The model has worked well in other national territories with an app such as WeChat, where one has the ability to pay others, shop on “mini-apps” within the main app as well as communicate with people like any other instant messaging service, all for the little inconvenience of having your social and economic habits tracked by the benevolent government of the People’s Republic of China.

On the other hand, recent data has shown that shopping mall traffic has started returning and even exceeding levels before the COVID 19 pandemic. Shopping habits have changed slightly, but people are back to going physically to stores. In addition to this, the recent negative turn of events in tech companies with wide-scale retrenchment is a result of large tech companies’ overly optimistic predictions on the move to digital purchasing by consumers. In July, e-commerce store platform Shopify reduced its workforce by 10% because the unnatural rise in online buying during the pandemic was not sustained when things started returning back to normal. The same has been happening for Meta and other online platforms. What does this mean for all the efficiencies brought about by online marketplaces, such as the discovery and vetting of new products, as well as the ease of payment?

In digitising many processes, what many of these super-apps have failed to digitise are the human relationships and connections that are at play in many commercial transactions.

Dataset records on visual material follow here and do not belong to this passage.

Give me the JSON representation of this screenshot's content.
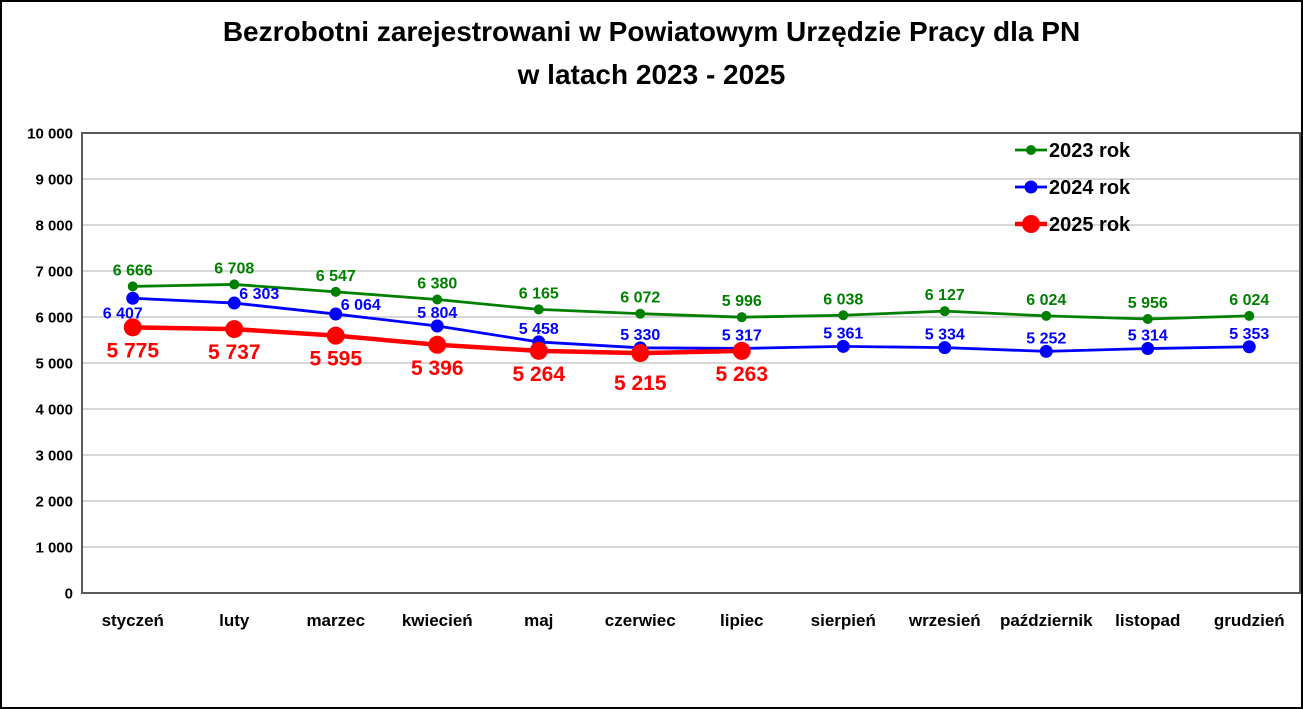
{
  "window": {
    "background_color": "#ffffff",
    "border_color": "#000000"
  },
  "chart_data": {
    "type": "line",
    "title": "Bezrobotni zarejestrowani w Powiatowym Urzędzie Pracy dla PN w latach 2023 - 2025",
    "title_lines": [
      "Bezrobotni zarejestrowani w Powiatowym Urzędzie Pracy dla PN",
      "w latach 2023 - 2025"
    ],
    "categories": [
      "styczeń",
      "luty",
      "marzec",
      "kwiecień",
      "maj",
      "czerwiec",
      "lipiec",
      "sierpień",
      "wrzesień",
      "październik",
      "listopad",
      "grudzień"
    ],
    "series": [
      {
        "name": "2023 rok",
        "color": "#008000",
        "values": [
          6666,
          6708,
          6547,
          6380,
          6165,
          6072,
          5996,
          6038,
          6127,
          6024,
          5956,
          6024
        ]
      },
      {
        "name": "2024 rok",
        "color": "#0000ff",
        "values": [
          6407,
          6303,
          6064,
          5804,
          5458,
          5330,
          5317,
          5361,
          5334,
          5252,
          5314,
          5353
        ]
      },
      {
        "name": "2025 rok",
        "color": "#ff0000",
        "values": [
          5775,
          5737,
          5595,
          5396,
          5264,
          5215,
          5263
        ]
      }
    ],
    "xlabel": "",
    "ylabel": "",
    "ylim": [
      0,
      10000
    ],
    "ytick_step": 1000,
    "grid": true,
    "gridline_color": "#bfbfbf",
    "plot_border_color": "#595959",
    "tick_label_color": "#000000",
    "legend_position": "top-right-inside",
    "data_labels": true,
    "number_format": "space-thousands"
  }
}
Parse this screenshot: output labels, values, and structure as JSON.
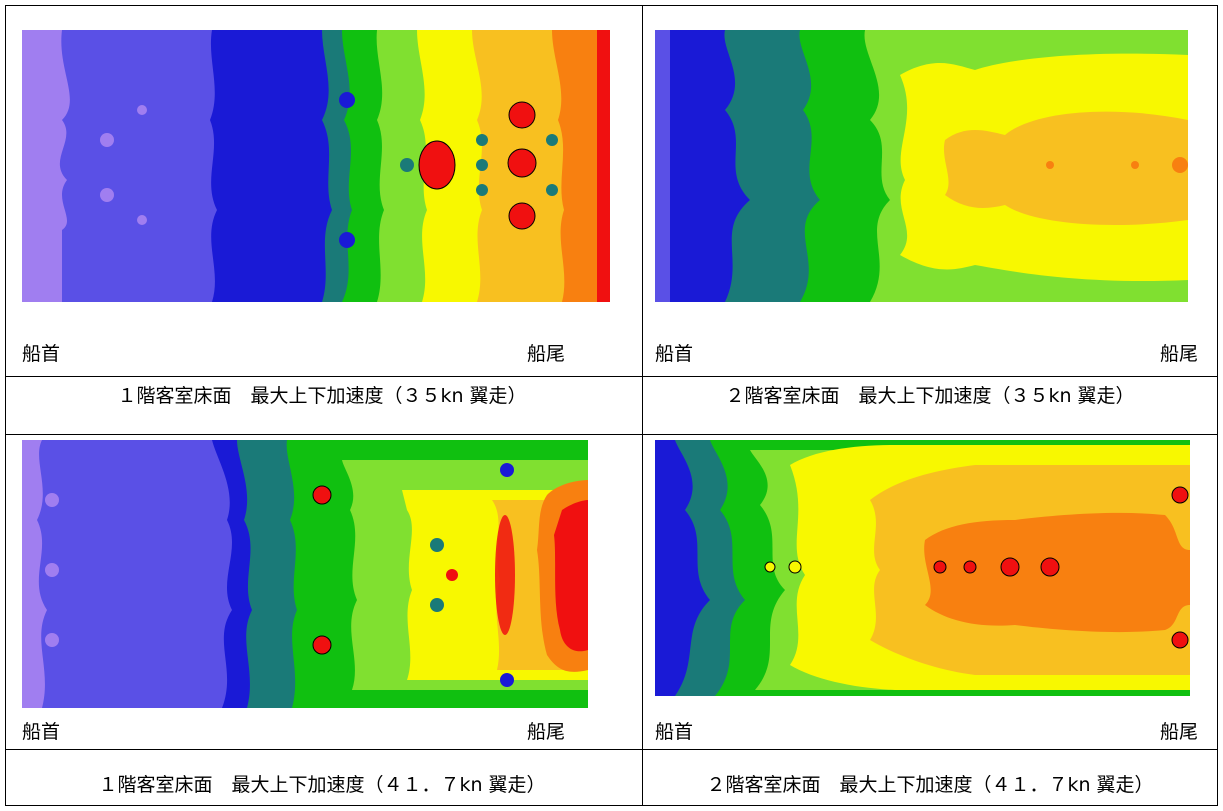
{
  "panels": [
    {
      "bow_label": "船首",
      "stern_label": "船尾",
      "caption": "１階客室床面　最大上下加速度（３５kn 翼走）"
    },
    {
      "bow_label": "船首",
      "stern_label": "船尾",
      "caption": "２階客室床面　最大上下加速度（３５kn 翼走）"
    },
    {
      "bow_label": "船首",
      "stern_label": "船尾",
      "caption": "１階客室床面　最大上下加速度（４１．７kn 翼走）"
    },
    {
      "bow_label": "船首",
      "stern_label": "船尾",
      "caption": "２階客室床面　最大上下加速度（４１．７kn 翼走）"
    }
  ],
  "colors": {
    "violet": "#a07ef0",
    "blue_violet": "#5a50e6",
    "blue": "#1a1ad6",
    "teal": "#1a7a78",
    "green": "#10c010",
    "light_green": "#80e030",
    "yellow": "#f8f800",
    "orange_yellow": "#f8c020",
    "orange": "#f88010",
    "red": "#f01010"
  }
}
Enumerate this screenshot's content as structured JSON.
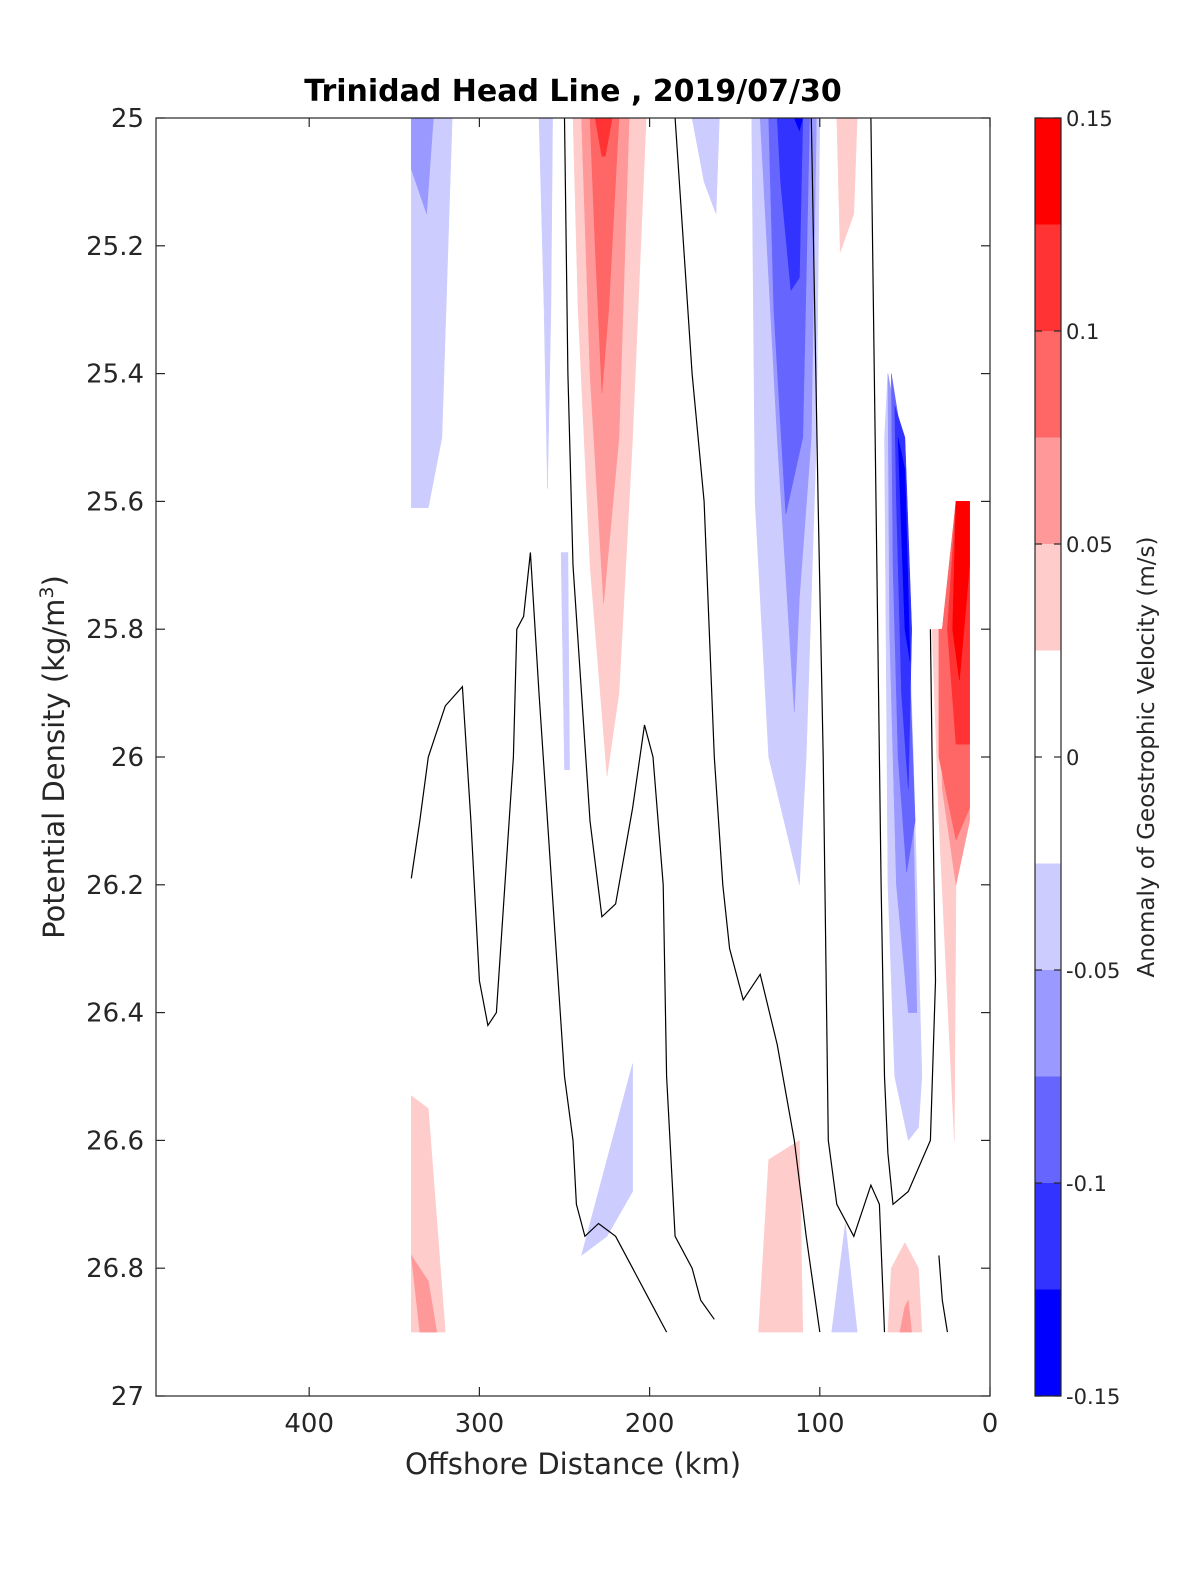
{
  "chart_data": {
    "type": "heatmap",
    "title": "Trinidad Head Line , 2019/07/30",
    "xlabel": "Offshore Distance (km)",
    "ylabel_main": "Potential Density (kg/m",
    "ylabel_sup": "3",
    "ylabel_close": ")",
    "colorbar_label": "Anomaly of Geostrophic Velocity (m/s)",
    "xlim": [
      490,
      0
    ],
    "ylim": [
      25,
      27
    ],
    "y_reversed": true,
    "x_ticks": [
      400,
      300,
      200,
      100,
      0
    ],
    "x_tick_labels": [
      "400",
      "300",
      "200",
      "100",
      "0"
    ],
    "y_ticks": [
      25,
      25.2,
      25.4,
      25.6,
      25.8,
      26,
      26.2,
      26.4,
      26.6,
      26.8,
      27
    ],
    "y_tick_labels": [
      "25",
      "25.2",
      "25.4",
      "25.6",
      "25.8",
      "26",
      "26.2",
      "26.4",
      "26.6",
      "26.8",
      "27"
    ],
    "colorbar": {
      "range": [
        -0.15,
        0.15
      ],
      "ticks": [
        0.15,
        0.1,
        0.05,
        0,
        -0.05,
        -0.1,
        -0.15
      ],
      "tick_labels": [
        "0.15",
        "0.1",
        "0.05",
        "0",
        "-0.05",
        "-0.1",
        "-0.15"
      ],
      "levels": [
        -0.15,
        -0.125,
        -0.1,
        -0.075,
        -0.05,
        -0.025,
        0.025,
        0.05,
        0.075,
        0.1,
        0.125,
        0.15
      ],
      "colors": [
        "#0000ff",
        "#3333ff",
        "#6666ff",
        "#9999ff",
        "#ccccff",
        "#ffffff",
        "#ffcccc",
        "#ff9999",
        "#ff6666",
        "#ff3333",
        "#ff0000"
      ]
    },
    "regions": [
      {
        "name": "pos-1",
        "color": "#ffcccc",
        "points": [
          [
            340,
            26.53
          ],
          [
            330,
            26.55
          ],
          [
            320,
            26.9
          ],
          [
            340,
            26.9
          ]
        ]
      },
      {
        "name": "pos-2",
        "color": "#ff9999",
        "points": [
          [
            340,
            26.78
          ],
          [
            330,
            26.82
          ],
          [
            325,
            26.9
          ],
          [
            335,
            26.9
          ]
        ]
      },
      {
        "name": "pos-3",
        "color": "#ffcccc",
        "points": [
          [
            245,
            25.0
          ],
          [
            202,
            25.0
          ],
          [
            210,
            25.5
          ],
          [
            218,
            25.9
          ],
          [
            225,
            26.03
          ],
          [
            235,
            25.7
          ],
          [
            242,
            25.3
          ]
        ]
      },
      {
        "name": "pos-4",
        "color": "#ff9999",
        "points": [
          [
            240,
            25.0
          ],
          [
            212,
            25.0
          ],
          [
            218,
            25.5
          ],
          [
            227,
            25.76
          ],
          [
            235,
            25.4
          ]
        ]
      },
      {
        "name": "pos-5",
        "color": "#ff6666",
        "points": [
          [
            235,
            25.0
          ],
          [
            218,
            25.0
          ],
          [
            224,
            25.3
          ],
          [
            228,
            25.43
          ],
          [
            232,
            25.2
          ]
        ]
      },
      {
        "name": "pos-6",
        "color": "#ff3333",
        "points": [
          [
            232,
            25.0
          ],
          [
            222,
            25.0
          ],
          [
            226,
            25.06
          ],
          [
            228,
            25.06
          ]
        ]
      },
      {
        "name": "pos-7",
        "color": "#ffcccc",
        "points": [
          [
            136,
            26.9
          ],
          [
            110,
            26.9
          ],
          [
            112,
            26.6
          ],
          [
            130,
            26.63
          ]
        ]
      },
      {
        "name": "pos-8",
        "color": "#ffcccc",
        "points": [
          [
            90,
            25.0
          ],
          [
            78,
            25.0
          ],
          [
            80,
            25.15
          ],
          [
            88,
            25.21
          ]
        ]
      },
      {
        "name": "pos-9",
        "color": "#ffcccc",
        "points": [
          [
            60,
            26.9
          ],
          [
            40,
            26.9
          ],
          [
            42,
            26.8
          ],
          [
            50,
            26.76
          ],
          [
            58,
            26.8
          ]
        ]
      },
      {
        "name": "pos-10",
        "color": "#ff9999",
        "points": [
          [
            53,
            26.9
          ],
          [
            46,
            26.9
          ],
          [
            48,
            26.85
          ],
          [
            50,
            26.86
          ]
        ]
      },
      {
        "name": "pos-11",
        "color": "#ffcccc",
        "points": [
          [
            34,
            25.8
          ],
          [
            28,
            25.8
          ],
          [
            20,
            25.6
          ],
          [
            12,
            25.6
          ],
          [
            12,
            26.1
          ],
          [
            20,
            26.2
          ],
          [
            21,
            26.6
          ],
          [
            30,
            26.1
          ]
        ]
      },
      {
        "name": "pos-12",
        "color": "#ff9999",
        "points": [
          [
            30,
            25.8
          ],
          [
            28,
            25.8
          ],
          [
            20,
            25.6
          ],
          [
            12,
            25.6
          ],
          [
            12,
            26.1
          ],
          [
            20,
            26.2
          ],
          [
            28,
            26.05
          ]
        ]
      },
      {
        "name": "pos-13",
        "color": "#ff6666",
        "points": [
          [
            30,
            25.8
          ],
          [
            28,
            25.8
          ],
          [
            20,
            25.6
          ],
          [
            12,
            25.6
          ],
          [
            12,
            26.08
          ],
          [
            20,
            26.13
          ],
          [
            30,
            26.0
          ]
        ]
      },
      {
        "name": "pos-14",
        "color": "#ff3333",
        "points": [
          [
            25,
            25.8
          ],
          [
            20,
            25.6
          ],
          [
            12,
            25.6
          ],
          [
            12,
            25.98
          ],
          [
            20,
            25.98
          ]
        ]
      },
      {
        "name": "pos-15",
        "color": "#ff0000",
        "points": [
          [
            22,
            25.8
          ],
          [
            20,
            25.6
          ],
          [
            12,
            25.6
          ],
          [
            12,
            25.7
          ],
          [
            18,
            25.88
          ]
        ]
      },
      {
        "name": "neg-1",
        "color": "#ccccff",
        "points": [
          [
            340,
            25.0
          ],
          [
            316,
            25.0
          ],
          [
            322,
            25.5
          ],
          [
            330,
            25.61
          ],
          [
            340,
            25.61
          ]
        ]
      },
      {
        "name": "neg-2",
        "color": "#9999ff",
        "points": [
          [
            340,
            25.0
          ],
          [
            327,
            25.0
          ],
          [
            331,
            25.15
          ],
          [
            340,
            25.08
          ]
        ]
      },
      {
        "name": "neg-3",
        "color": "#ccccff",
        "points": [
          [
            265,
            25.0
          ],
          [
            257,
            25.0
          ],
          [
            258,
            25.3
          ],
          [
            260,
            25.58
          ],
          [
            262,
            25.3
          ]
        ]
      },
      {
        "name": "neg-4",
        "color": "#ccccff",
        "points": [
          [
            252,
            25.68
          ],
          [
            248,
            25.68
          ],
          [
            247,
            26.02
          ],
          [
            250,
            26.02
          ]
        ]
      },
      {
        "name": "neg-5",
        "color": "#ccccff",
        "points": [
          [
            240,
            26.78
          ],
          [
            210,
            26.48
          ],
          [
            210,
            26.68
          ],
          [
            225,
            26.75
          ]
        ]
      },
      {
        "name": "neg-6",
        "color": "#ccccff",
        "points": [
          [
            175,
            25.0
          ],
          [
            159,
            25.0
          ],
          [
            161,
            25.15
          ],
          [
            168,
            25.1
          ]
        ]
      },
      {
        "name": "neg-7",
        "color": "#ccccff",
        "points": [
          [
            140,
            25.0
          ],
          [
            100,
            25.0
          ],
          [
            102,
            25.5
          ],
          [
            108,
            26.0
          ],
          [
            112,
            26.2
          ],
          [
            130,
            26.0
          ],
          [
            138,
            25.6
          ]
        ]
      },
      {
        "name": "neg-8",
        "color": "#9999ff",
        "points": [
          [
            135,
            25.0
          ],
          [
            102,
            25.0
          ],
          [
            105,
            25.5
          ],
          [
            112,
            25.75
          ],
          [
            115,
            25.93
          ],
          [
            125,
            25.5
          ]
        ]
      },
      {
        "name": "neg-9",
        "color": "#6666ff",
        "points": [
          [
            130,
            25.0
          ],
          [
            106,
            25.0
          ],
          [
            110,
            25.5
          ],
          [
            120,
            25.62
          ],
          [
            127,
            25.3
          ]
        ]
      },
      {
        "name": "neg-10",
        "color": "#3333ff",
        "points": [
          [
            125,
            25.0
          ],
          [
            110,
            25.0
          ],
          [
            112,
            25.25
          ],
          [
            117,
            25.27
          ],
          [
            123,
            25.1
          ]
        ]
      },
      {
        "name": "neg-11",
        "color": "#0000ff",
        "points": [
          [
            115,
            25.0
          ],
          [
            110,
            25.0
          ],
          [
            112,
            25.02
          ]
        ]
      },
      {
        "name": "neg-12",
        "color": "#ccccff",
        "points": [
          [
            85,
            26.73
          ],
          [
            78,
            26.9
          ],
          [
            93,
            26.9
          ]
        ]
      },
      {
        "name": "neg-13",
        "color": "#ccccff",
        "points": [
          [
            60,
            25.4
          ],
          [
            55,
            25.5
          ],
          [
            50,
            25.6
          ],
          [
            45,
            26.0
          ],
          [
            40,
            26.5
          ],
          [
            42,
            26.58
          ],
          [
            48,
            26.6
          ],
          [
            56,
            26.5
          ],
          [
            60,
            26.2
          ],
          [
            62,
            25.5
          ]
        ]
      },
      {
        "name": "neg-14",
        "color": "#9999ff",
        "points": [
          [
            60,
            25.4
          ],
          [
            53,
            25.5
          ],
          [
            48,
            25.9
          ],
          [
            45,
            26.1
          ],
          [
            43,
            26.4
          ],
          [
            48,
            26.4
          ],
          [
            55,
            26.2
          ],
          [
            59,
            25.8
          ]
        ]
      },
      {
        "name": "neg-15",
        "color": "#6666ff",
        "points": [
          [
            58,
            25.4
          ],
          [
            52,
            25.5
          ],
          [
            48,
            25.8
          ],
          [
            44,
            26.1
          ],
          [
            49,
            26.18
          ],
          [
            54,
            26.0
          ],
          [
            57,
            25.7
          ]
        ]
      },
      {
        "name": "neg-16",
        "color": "#3333ff",
        "points": [
          [
            56,
            25.45
          ],
          [
            50,
            25.5
          ],
          [
            46,
            25.8
          ],
          [
            48,
            26.05
          ],
          [
            52,
            25.9
          ],
          [
            55,
            25.6
          ]
        ]
      },
      {
        "name": "neg-17",
        "color": "#0000ff",
        "points": [
          [
            54,
            25.5
          ],
          [
            50,
            25.55
          ],
          [
            47,
            25.85
          ],
          [
            50,
            25.8
          ]
        ]
      }
    ],
    "contour_lines": [
      [
        [
          340,
          26.19
        ],
        [
          335,
          26.1
        ],
        [
          330,
          26.0
        ],
        [
          320,
          25.92
        ],
        [
          310,
          25.89
        ],
        [
          305,
          26.1
        ],
        [
          300,
          26.35
        ],
        [
          295,
          26.42
        ],
        [
          290,
          26.4
        ],
        [
          285,
          26.2
        ],
        [
          280,
          26.0
        ],
        [
          278,
          25.8
        ],
        [
          274,
          25.78
        ],
        [
          270,
          25.68
        ],
        [
          265,
          25.9
        ],
        [
          260,
          26.1
        ],
        [
          255,
          26.3
        ],
        [
          250,
          26.5
        ],
        [
          245,
          26.6
        ],
        [
          243,
          26.7
        ],
        [
          238,
          26.75
        ],
        [
          230,
          26.73
        ],
        [
          220,
          26.75
        ],
        [
          210,
          26.8
        ],
        [
          200,
          26.85
        ],
        [
          190,
          26.9
        ]
      ],
      [
        [
          250,
          25.0
        ],
        [
          248,
          25.4
        ],
        [
          245,
          25.7
        ],
        [
          240,
          25.9
        ],
        [
          235,
          26.1
        ],
        [
          228,
          26.25
        ],
        [
          220,
          26.23
        ],
        [
          210,
          26.08
        ],
        [
          203,
          25.95
        ],
        [
          198,
          26.0
        ],
        [
          192,
          26.2
        ],
        [
          190,
          26.5
        ],
        [
          188,
          26.6
        ],
        [
          185,
          26.75
        ],
        [
          175,
          26.8
        ],
        [
          170,
          26.85
        ],
        [
          162,
          26.88
        ]
      ],
      [
        [
          185,
          25.0
        ],
        [
          180,
          25.2
        ],
        [
          175,
          25.4
        ],
        [
          168,
          25.6
        ],
        [
          165,
          25.8
        ],
        [
          162,
          26.0
        ],
        [
          157,
          26.2
        ],
        [
          153,
          26.3
        ],
        [
          145,
          26.38
        ],
        [
          135,
          26.34
        ],
        [
          125,
          26.45
        ],
        [
          115,
          26.6
        ],
        [
          108,
          26.75
        ],
        [
          100,
          26.9
        ]
      ],
      [
        [
          105,
          25.0
        ],
        [
          103,
          25.3
        ],
        [
          101,
          25.6
        ],
        [
          98,
          26.0
        ],
        [
          96,
          26.4
        ],
        [
          95,
          26.6
        ],
        [
          90,
          26.7
        ],
        [
          80,
          26.75
        ],
        [
          70,
          26.67
        ],
        [
          65,
          26.7
        ],
        [
          62,
          26.9
        ]
      ],
      [
        [
          70,
          25.0
        ],
        [
          68,
          25.4
        ],
        [
          66,
          25.8
        ],
        [
          64,
          26.2
        ],
        [
          62,
          26.5
        ],
        [
          60,
          26.62
        ],
        [
          57,
          26.7
        ],
        [
          48,
          26.68
        ],
        [
          35,
          26.6
        ],
        [
          32,
          26.35
        ],
        [
          34,
          26.0
        ],
        [
          35,
          25.8
        ]
      ],
      [
        [
          30,
          26.78
        ],
        [
          28,
          26.85
        ],
        [
          25,
          26.9
        ]
      ]
    ]
  }
}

And the one app that has facilitated these connections is WhatsApp.

When someone is looking for a plumber, they’ll ask for recommendations on a WhatsApp group they are part of, as the human connections within the group are more trustworthy than third-party crowdsourced reviews on an app or website. In certain markets, one has the number saved of a taxi cab driver or a “boda guy” who they’ve grown to trust, instead of relying on a marketplace of supposedly vetted unknown drivers on an app. Similar with a hairdresser or barber, a tailor and so many other services. There are companies who’ve recognised this and started building services that complement this mode of communication, such as payments company Yoco which has a product called Yoco Link, where one can send a link through WhatsApp to initiate a payment.

People have started going back to shopping malls because trust is embodied. The feel of the fabric and putting on an outfit in a changing room can never be replaced by a disembodied online experience. The face to face conversations with a knowledgeable agent in a store can build more assurance than having online reviews only (which are also invaluable). The chatting to a small business owner to get more details about a service, and having them personally respond is more assuring than a generic chatbot. And instant messaging tools such as WhatsApp are complementary tools to the real foundation of economic transactions – trust. There is just the little inconvenience of having your social graph tracked by Meta, backed by the benevolent government of the United States of America.